Arabs, who make up approximately 22% of Israel's population, can be found in every profession and within the most prestigious universities, some even serving in the military defending the state. Over 20% of doctors in Israel are Arab, as is a large percentage of Israel’s nurses and pharmacists. Arab citizens of Israel have their fluent Hebrew to show for their commitment to integration despite complaints that they are not reserved the same treatment as Israeli Jews in terms of employment, housing and other walks of life.
Despite all, Arabs of Israel could have been a bridge between Israelis and the rest of the Palestinian population in the occupied territories, which Israeli Prime Minister Binyamin Netanyahu intends to annex as of July 1.
While perhaps he has now changed his plans to annex about a third of the West Bank “in stages” as a means of placating the growing criticism from within Israel and around the world, his plans to annex areas inhabited by some 2 million Palestinians will surely be rejected by many as endangering Israel’s relationship with its Arab neighbours and those Arab countries with whom it has quietly been developing unofficial relationships. It is amazing that at a time of tumult caused by the annexation debate, private companies from an Arab country, the United Arab Emirates, dared to publicise last week a deal with Israeli counterparts over doing joint work on fighting COVID-19. Annexation might upend such a budding trend.

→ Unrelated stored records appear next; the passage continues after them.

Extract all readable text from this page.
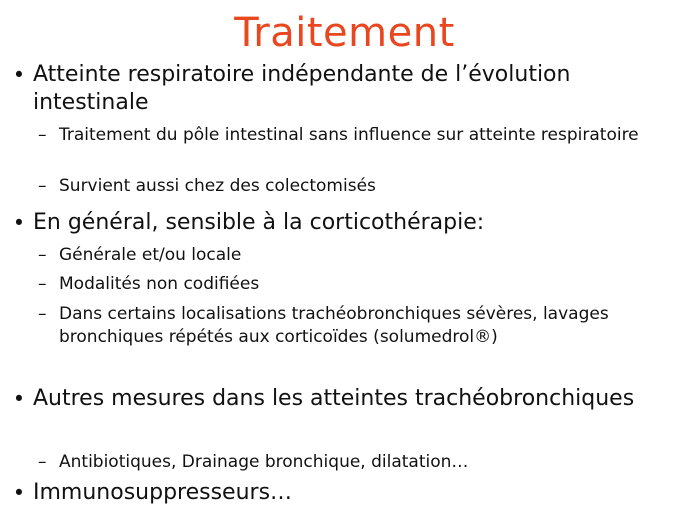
Traitement
• Atteinte respiratoire indépendante de l’évolution intestinale
– Traitement du pôle intestinal sans influence sur atteinte respiratoire
– Survient aussi chez des colectomisés
• En général, sensible à la corticothérapie:
– Générale et/ou locale
– Modalités non codifiées
– Dans certains localisations trachéobronchiques sévères, lavages bronchiques répétés aux corticoïdes (solumedrol®)
• Autres mesures dans les atteintes trachéobronchiques
– Antibiotiques, Drainage bronchique, dilatation…
• Immunosuppresseurs…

Palestinians have certainly missed more than opportunity to reach a peaceful settlement with Israel. But so did Netanyahu and his predecessors, had they recognised people like Abed, Mohamed, Khaled, Reem and thousands of other Arab citizens of Israel. They could have built with them a bridge to help bring true peace and economic prosperity to all Arabs of the region.
Annexation will now bring under Israel’s fold literally millions of Arabs (and this does not even count the 2+ million residents of Gaza). This move will hardly advance peace and security in Israel, while only serving to further widen the divide that the architects of Oslo had hoped it would reverse.

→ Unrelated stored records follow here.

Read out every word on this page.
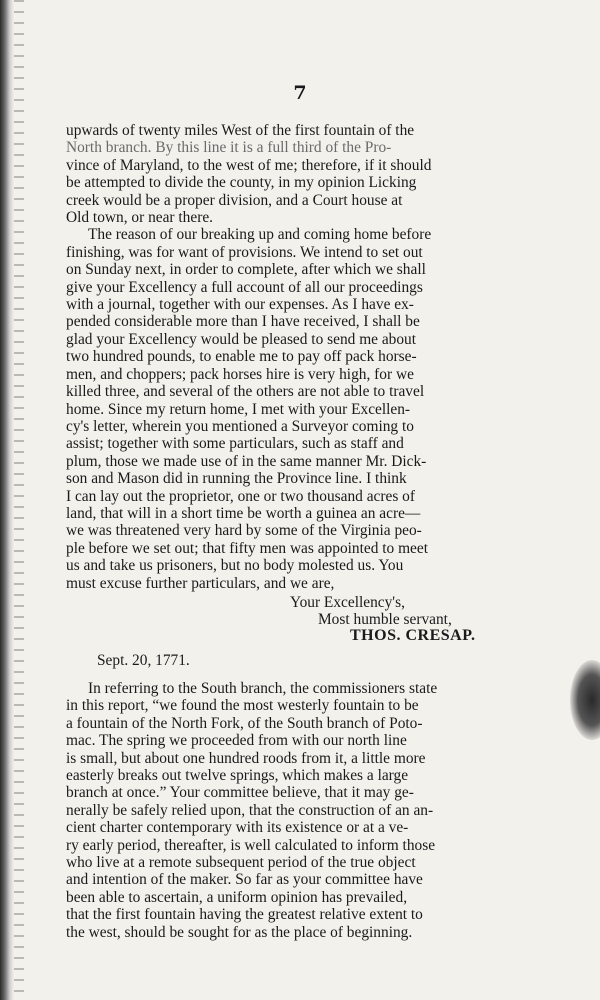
7

upwards of twenty miles West of the first fountain of the
North branch. By this line it is a full third of the Pro-
vince of Maryland, to the west of me; therefore, if it should
be attempted to divide the county, in my opinion Licking
creek would be a proper division, and a Court house at
Old town, or near there.
The reason of our breaking up and coming home before
finishing, was for want of provisions. We intend to set out
on Sunday next, in order to complete, after which we shall
give your Excellency a full account of all our proceedings
with a journal, together with our expenses. As I have ex-
pended considerable more than I have received, I shall be
glad your Excellency would be pleased to send me about
two hundred pounds, to enable me to pay off pack horse-
men, and choppers; pack horses hire is very high, for we
killed three, and several of the others are not able to travel
home. Since my return home, I met with your Excellen-
cy's letter, wherein you mentioned a Surveyor coming to
assist; together with some particulars, such as staff and
plum, those we made use of in the same manner Mr. Dick-
son and Mason did in running the Province line. I think
I can lay out the proprietor, one or two thousand acres of
land, that will in a short time be worth a guinea an acre—
we was threatened very hard by some of the Virginia peo-
ple before we set out; that fifty men was appointed to meet
us and take us prisoners, but no body molested us. You
must excuse further particulars, and we are,
Your Excellency's,
Most humble servant,
THOS. CRESAP.
Sept. 20, 1771.
In referring to the South branch, the commissioners state
in this report, “we found the most westerly fountain to be
a fountain of the North Fork, of the South branch of Poto-
mac. The spring we proceeded from with our north line
is small, but about one hundred roods from it, a little more
easterly breaks out twelve springs, which makes a large
branch at once.” Your committee believe, that it may ge-
nerally be safely relied upon, that the construction of an an-
cient charter contemporary with its existence or at a ve-
ry early period, thereafter, is well calculated to inform those
who live at a remote subsequent period of the true object
and intention of the maker. So far as your committee have
been able to ascertain, a uniform opinion has prevailed,
that the first fountain having the greatest relative extent to
the west, should be sought for as the place of beginning.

Arabs throughout the world seem surprised at the stories of success by Arab citizens of Israel and their relatively high living standards compared to elsewhere in the Arab world, despite the burden of second-class status the Israeli establishment has often placed on their shoulders.
As one sees the recent events in the United States with the Black Lives Matter movement and weeks of ongoing demonstrations, some of which have turned into violent clashes, Israel should be looking at ways to better recognise the Arab segment of their society and enhance its standing. That would spare Israel comparisons to the Apartheid and better ensure its own security.
It should take ownership of an “Arab Lives Matter" strategy that would serve a far better purpose for all people of the region, rather than implementing a shortsighted plan of annexation, which will only serve to fuel tensions and widen the divide in the region.
Beyond the security risks and the regional disconnect it is likely to provoke, Netanyahu's annexation move misses the opportunity to the longterm destiny of Israeli Jews to that of Arabs within and around Israel. Such an approach is the only way to go because Arab and Jewish lives matter.